The chronic forms of conjunctivitis (GPC, AKC, and VKC) are less common but can be more difficult to treat. The majority of GPC is found in contact lens wearers, but it can also occur in patients with an ocular prosthesis, foreign body, or exposed suture. Those with atopy (a hereditary allergic hypersensitivity, which is a clinical diagnosis consisting of rhinitis, asthma, and dermatitis) are at higher risk for developing GPC. In addition to itching, the characteristic signs include giant papillae on the upper palpebral conjunctiva, ropy discharge, blurry vision, and contact lens discomfort followed by intolerance.

AKC is a rare form of allergic conjunctivitis that occurs in adults and is also associated with atopy. AKC has similar features as VKC but the papillae are smaller, and there is milky conjunctival edema, thickened and erythematous eyelids, and corneal neovascularization. AKC is also associated with cataracts and keratoconus.

VKC is a very rare form of self-limited, seasonal, allergic conjunctivitis that occurs in children during warm months and lasts for approximately 5-10 years. It is more common in males, and is associated with a family history of atopy. Ocular signs include intense itching, ropy discharge, giant papillae (cobblestones), Horner-Trantas dots (collections of eosinophils at the limbus), shield ulcer, and keratitis. Microscopic examination of a conjunctival scraping that reveals more than two eosinophils per high-power field is pathognomonic of VKC.

The first step in treating allergic conjunctivitis is to identify and remove or avoid the inciting agent. This may require referral to an allergist for patch testing to determine the causative allergens. Supportive measures such as lubricating eye drops, cold compresses, and systemic antihistamines may also be helpful.

The standard ophthalmic treatment is symptom relief with a topical antihistamine preparation usually in combination with a mast cell stabilizer. There are many choices and the response to any given medication can vary from patient to patient. Therefore, I will often do a trial in the office, prior to instilling any diagnostic eye drops, by applying a drop of one product in the patient's right eye and a drop of a different product in the patient's left eye. I then ask the patient which eye feels more comfortable and prescribe the corresponding medication.

The choices of topical allergy drops are antihistamines (Emadine, Livostin, Lastacaft), mast cell stabilizers (Alamast, Alocril, Alomide, Crolom), antihistamine-mast cell stabilizer combinations (Optivar, Patanol/Pataday, Zaditor, Alaway, Elestat, Bepreve), NSAID (Acular), steroid (Alrex), and vasoconstrictors (with or without an antihistamine [Naphcon, Vasocon, Opcon]). Higher potency steroids are often necessary to control the late phase inflammation in the more severe and chronic types of allergic conjunctivitis. In addition, topical cyclosporine can be used for AKC and VKC, and supratarsal steroid injections may also be considered.

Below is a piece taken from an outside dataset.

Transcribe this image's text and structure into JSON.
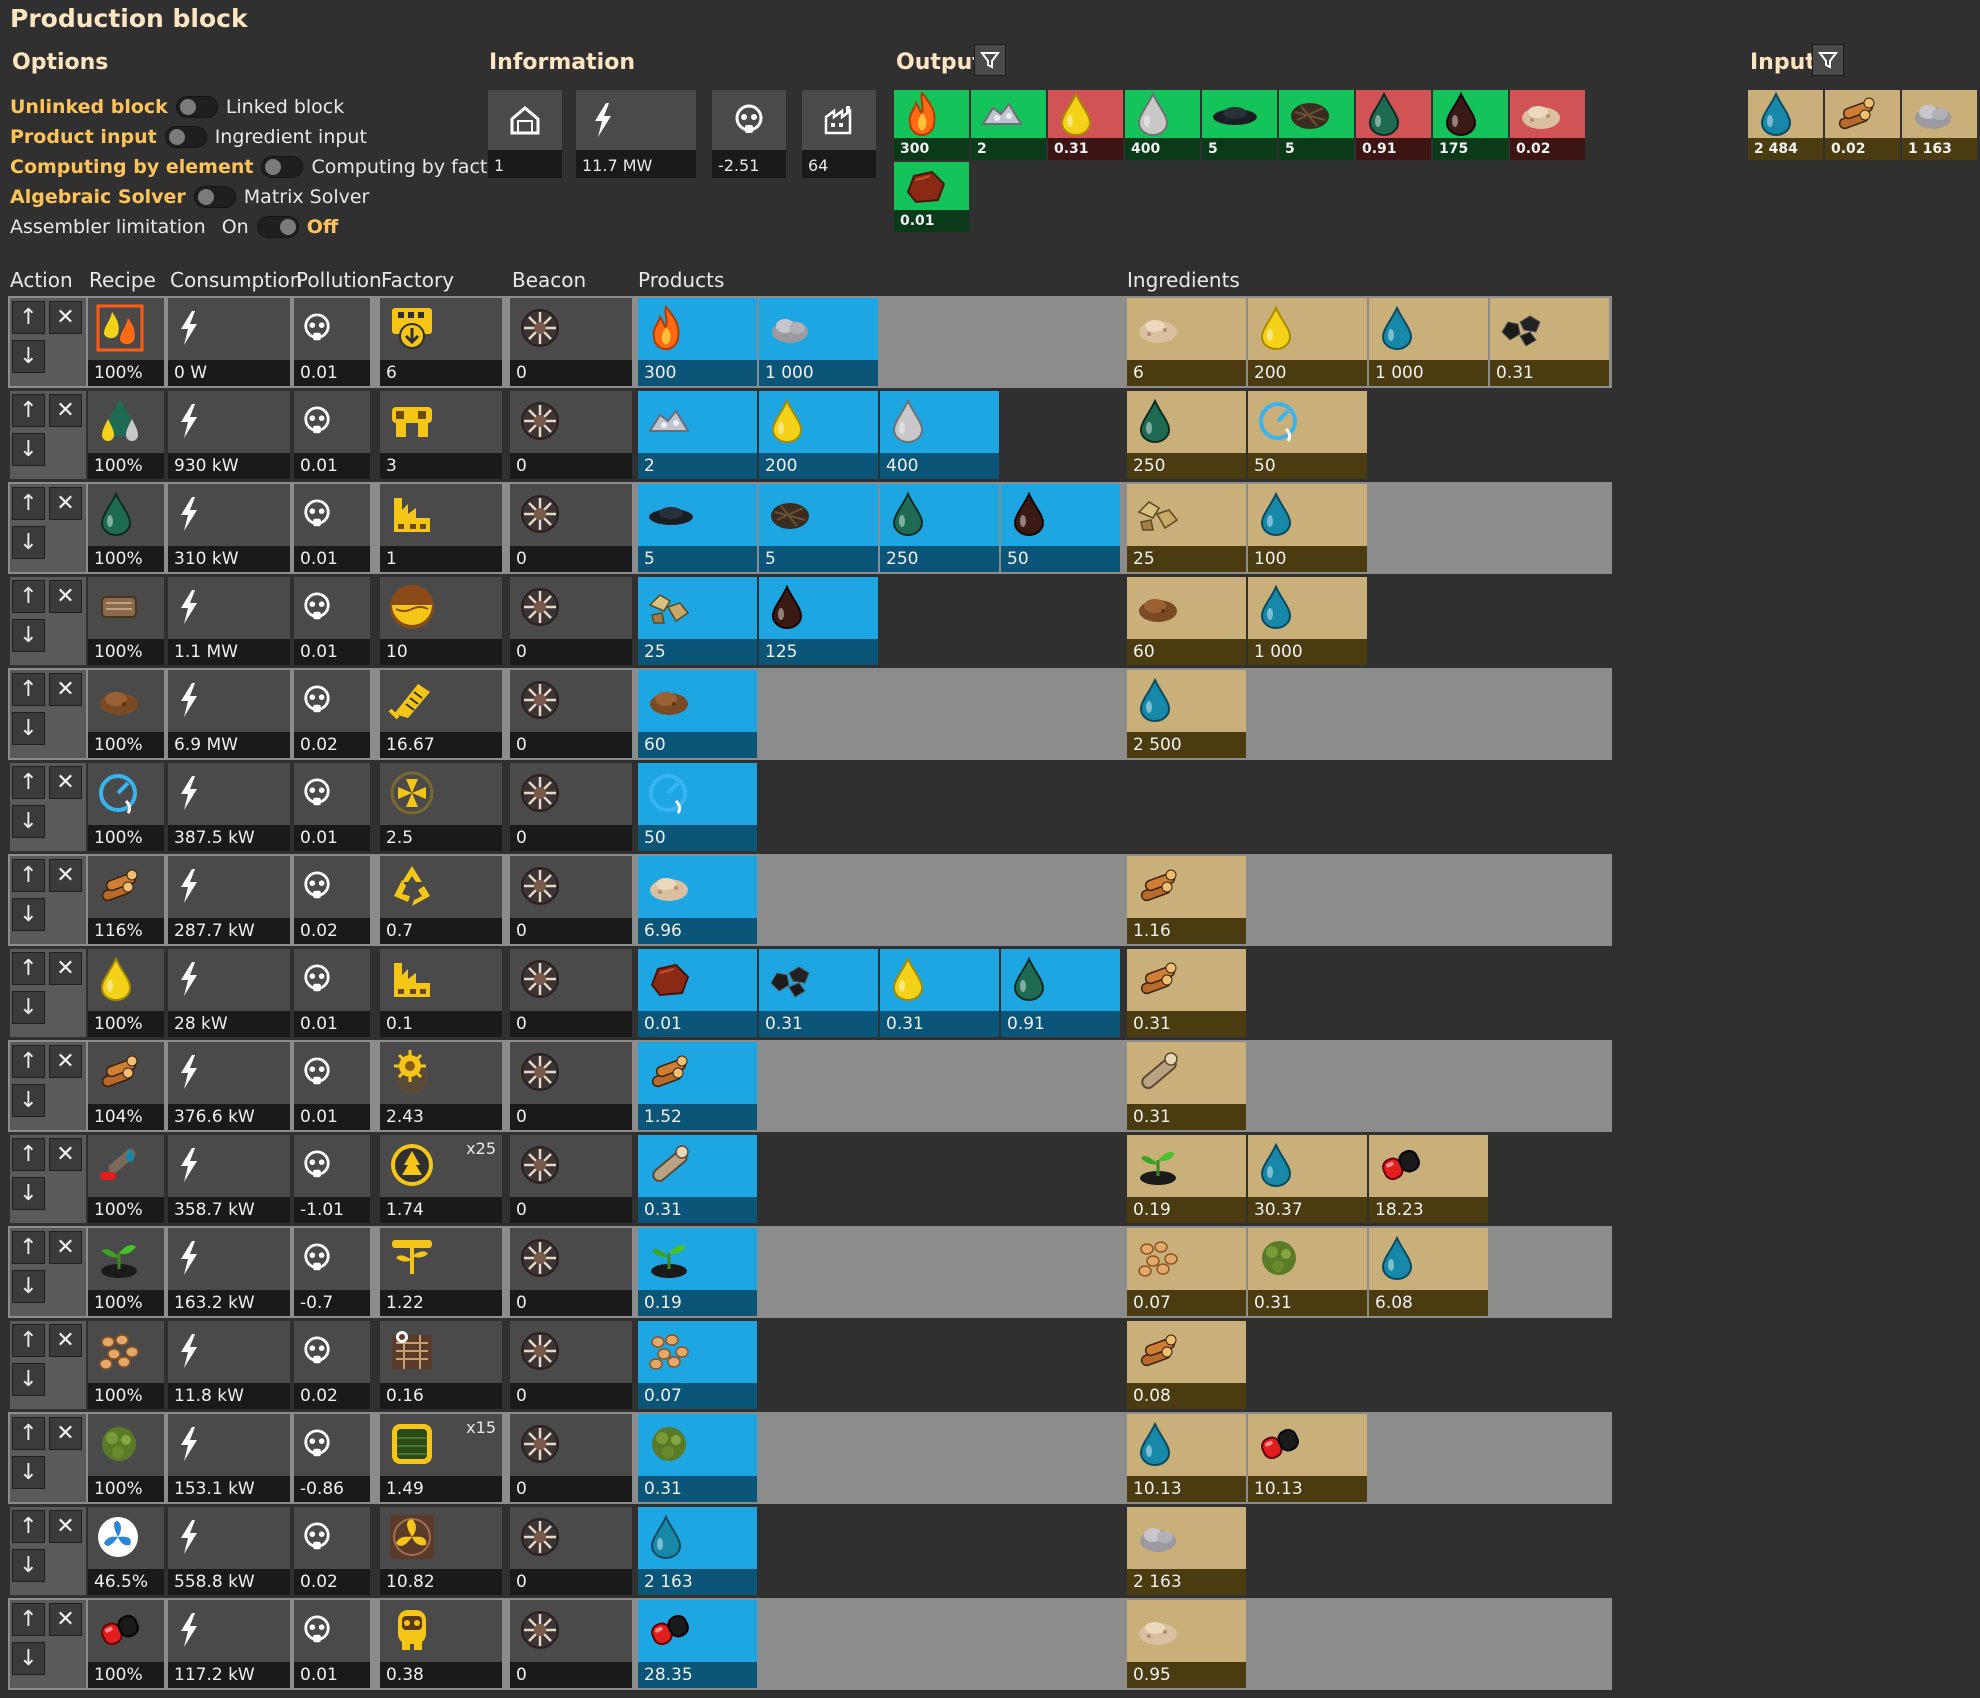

As we are well aware, steroids have the potential to cause increased IOP and cataracts, which becomes more concerning with chronic therapy. New compounds are therefore being developed that will hopefully reduce or eliminate these adverse effects. For example, prednisporin is a combination of low concentration prednisolone and cyclosporine. Selective glucocorticoid receptor agonists are partial steroid agonists that have anti-inflammatory properties without the adverse effects. Small molecule inhibitors of intracellular protein kinases may also suppress chronic inflammation without the steroid side effects. Finally, sustained release agents and implants (i.e., punctal plug or contact lens delivery systems) may prove to be a more efficient method of providing current and future medications.